The Joplin Globe, Joplin, MO


August 3, 2012

Guest columnist, Paul Ayres: Election-year animosity taking its toll

JOPLIN, Mo. — I am an employee of the Jasper County sheriff’s office. I was hired in 2006 as a result of the law enforcement sales tax that was approved by the public in 2005.

The intent of this column is not to condone or condemn Archie Dunn’s bid for re-election, but to try to convey to the public how much the animosity between the sheriff and his detractors affects the staff of the department, and most importantly, the citizens as a whole.

The ongoing disputes between the sheriff, the county commissioners, the county auditor and the county attorney have created stress for our staff and employees, just as I’m sure it has on all parties concerned. We must continue to perform our job duties as efficiently as possible, while hearing and reading about the ongoing problems and wondering if we will have a job tomorrow, next month or next year. The origin of the bickering is irrelevant to us; we just want to do our jobs and support our families.

The very nature of our work demands we are alert and focused on details. If we lose sight of this, someone gets hurt. Our jail staff deals with inmates (in the neighborhood of 180 of them at any one time) who are not there because they are nice people, but because they have committed some kind of criminal offense, some very serious.

This demands these officers stay 100 percent focused on their work, and not be distracted by discord within our county government.

Our patrol officers face an even bigger task: They are forced to deal with the worst people our society has to offer on their own turf. Every time they begin their shift, they have to be prepared for any kind of problem or emergency that may arise, no matter the level of danger. They don’t have the luxury of worrying about how the latest feud is progressing.

Our civilian support staff does an outstanding job of taking care of the details of the daily operations.
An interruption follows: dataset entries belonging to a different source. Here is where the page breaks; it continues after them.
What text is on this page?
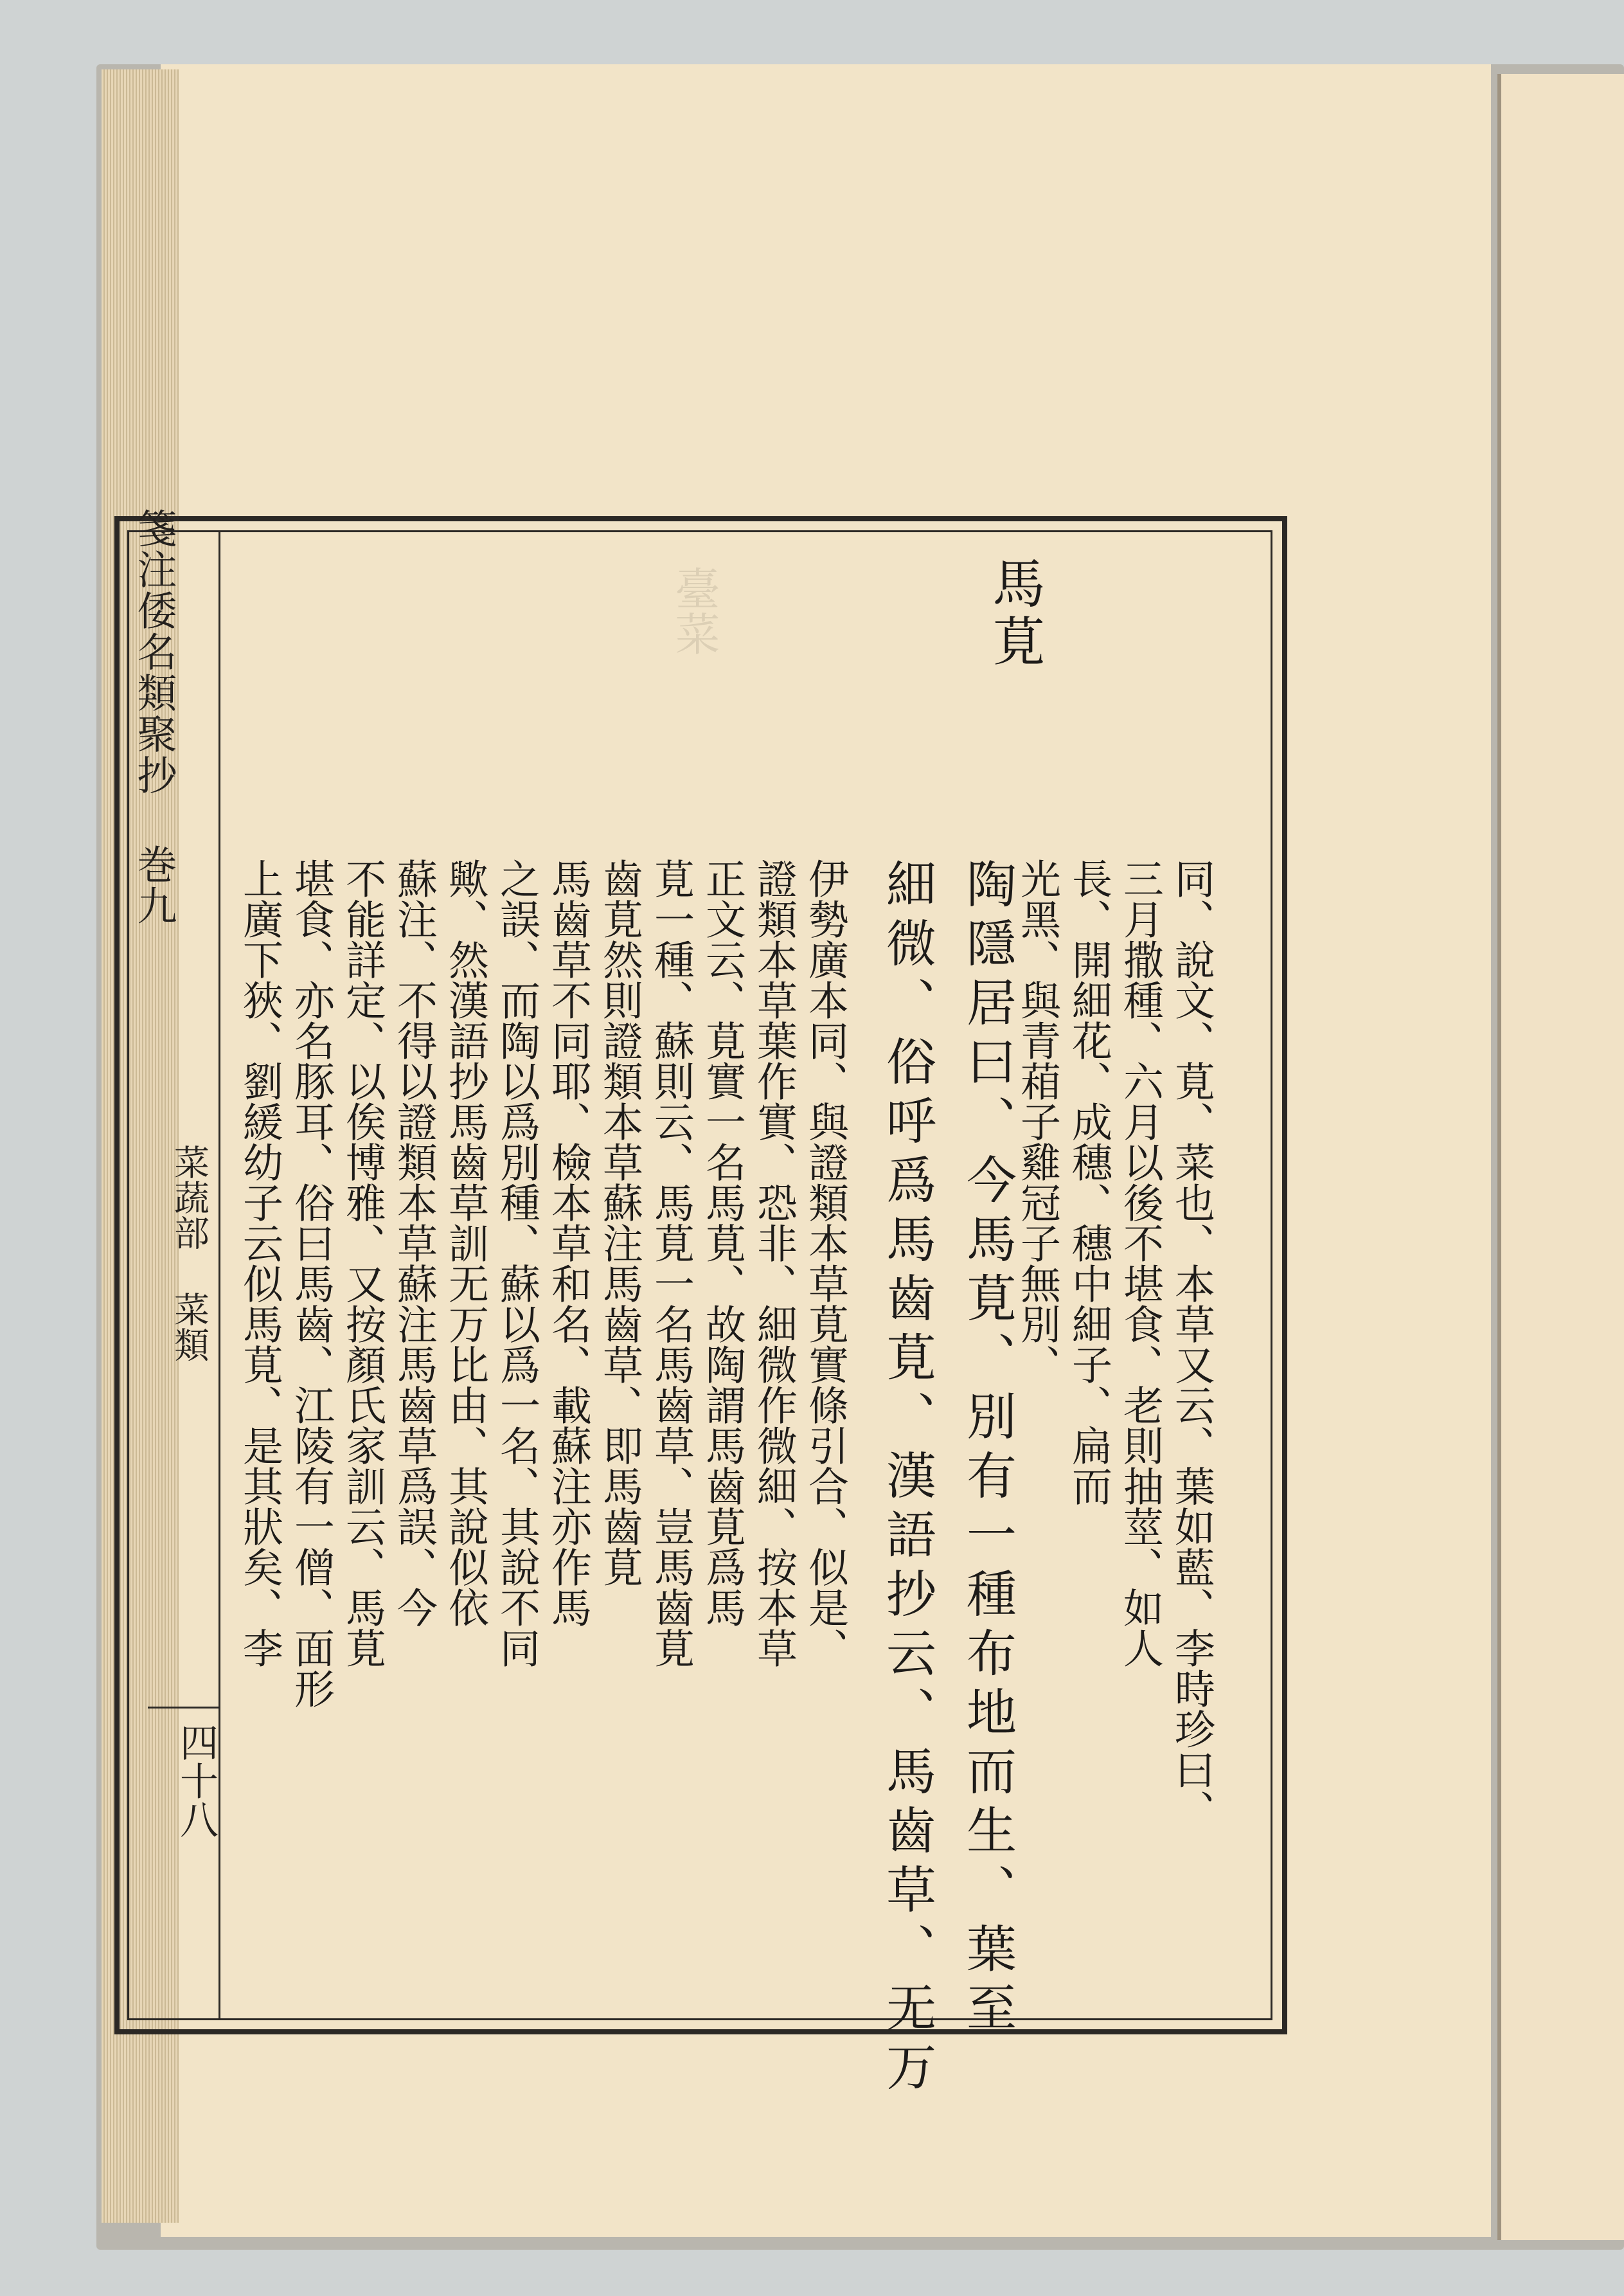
箋注倭名類聚抄 巻九
菜蔬部 菜類
四十八
臺菜	馬莧
同、說文、莧、菜也、本草又云、葉如藍、李時珍曰、
三月撒種、六月以後不堪食、老則抽莖、如人
長、開細花、成穗、穗中細子、扁而
光黑、與青葙子雞冠子無別、
陶隱居曰、今馬莧、別有一種布地而生、葉至
細微、俗呼爲馬齒莧、漢語抄云、馬齒草、无万
伊勢廣本同、與證類本草莧實條引合、似是、
證類本草葉作實、恐非、細微作微細、按本草
正文云、莧實一名馬莧、故陶謂馬齒莧爲馬
莧一種、蘇則云、馬莧一名馬齒草、豈馬齒莧
齒莧然則證類本草蘇注馬齒草、即馬齒莧
馬齒草不同耶、檢本草和名、載蘇注亦作馬
之誤、而陶以爲別種、蘇以爲一名、其說不同
歟、然漢語抄馬齒草訓无万比由、其說似依
蘇注、不得以證類本草蘇注馬齒草爲誤、今
不能詳定、以俟博雅、又按顏氏家訓云、馬莧
堪食、亦名豚耳、俗曰馬齒、江陵有一僧、面形
上廣下狹、劉緩幼子云似馬莧、是其狀矣、李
Without them, none of us could do our work with any degree of efficiency. They, too, shouldn’t be distracted by constant upheaval and strife. Each sheriff’s office employee is an important link not only in our interdepartmental functions, but in the service we provide to the public in general.

Richard Webster, an elected county auditor, has recently forced the sheriff’s office to conduct operations on a monthly budget, rather than on a yearly budget as submitted by the sheriff and approved by the commissioners.

Understand, it’s not that the sheriff’s office doesn’t have the money to do business, it’s the fact we are not allowed to have (by the auditor and the commissioners) the money to conduct business in the unique way law enforcement is required to work.

Ours is a business of uncertainty. We cannot predict how jail costs will fluctuate, how high fuel will go or how many major crimes or natural disasters will push our resources to the limit. We simply cannot be forced to work on a sent monthly “allowance” and expect to provide the best possible service to the public. To my knowledge, we are the only part of Jasper County government that is forced to operate this way — on a monthly stipend.

Also, I believe we are currently months behind in paying a number of bills, and at least one vendor that is necessary to the daily operation of our vehicle fleet has frozen our account and refused us further credit until our debt is paid. Bear in mind, the sheriff’s office does not pay vendors or other expenses directly. We submit expenses and bills to the auditor, who in turn approves them and makes the final payment. The sheriff does not like to conduct business this way (with a monthly budget), but currently is forced to do so by the auditor. This, in turn, affects the qualify of service we are able to provide to the public. This is not good business, and is shameful and shouldn’t be tolerated by our citizens.

I did not work for the sheriff’s office before Archie Dunn became sheriff. I only know what I have heard from longtime employees about the differences in the way business is conducted. Whatever Archie Dunn’s fate, getting the law enforcement sales tax approved by the citizens will be his crowning achievement. He labored for its support and got it on the ballot, without support from the County Commission. The commission refused to pay to put the LEST measure on the ballot. Dunn raised in excess of $50,000 from private donors to pay for it to be put before the voters. Remember?

Let me be perfectly frank: I don’t agree with every decision made by Archie Dunn. He has made some bad decisions, to be sure, and the first one to tell you this will be Archie himself. When a blunder is made, we pick up the pieces, move forward and do business. Plain and simple. We owe it to the public.

I challenge our elected officials to stop the election-year muckraking, stop the bickering and personal animosity, and stop dragging sheriff’s employees and the public good into your dislike of each other. If it’s personal, keep it that way. If you don’t like the job Archie’s doing, vote against him. Don’t use your office as a mechanism to defeat Dunn. If he is defeated at the polls, let it be the unvarnished will of the voters.

May the best man win.

Paul Ayres is a detective with the Jasper County sheriff’s office.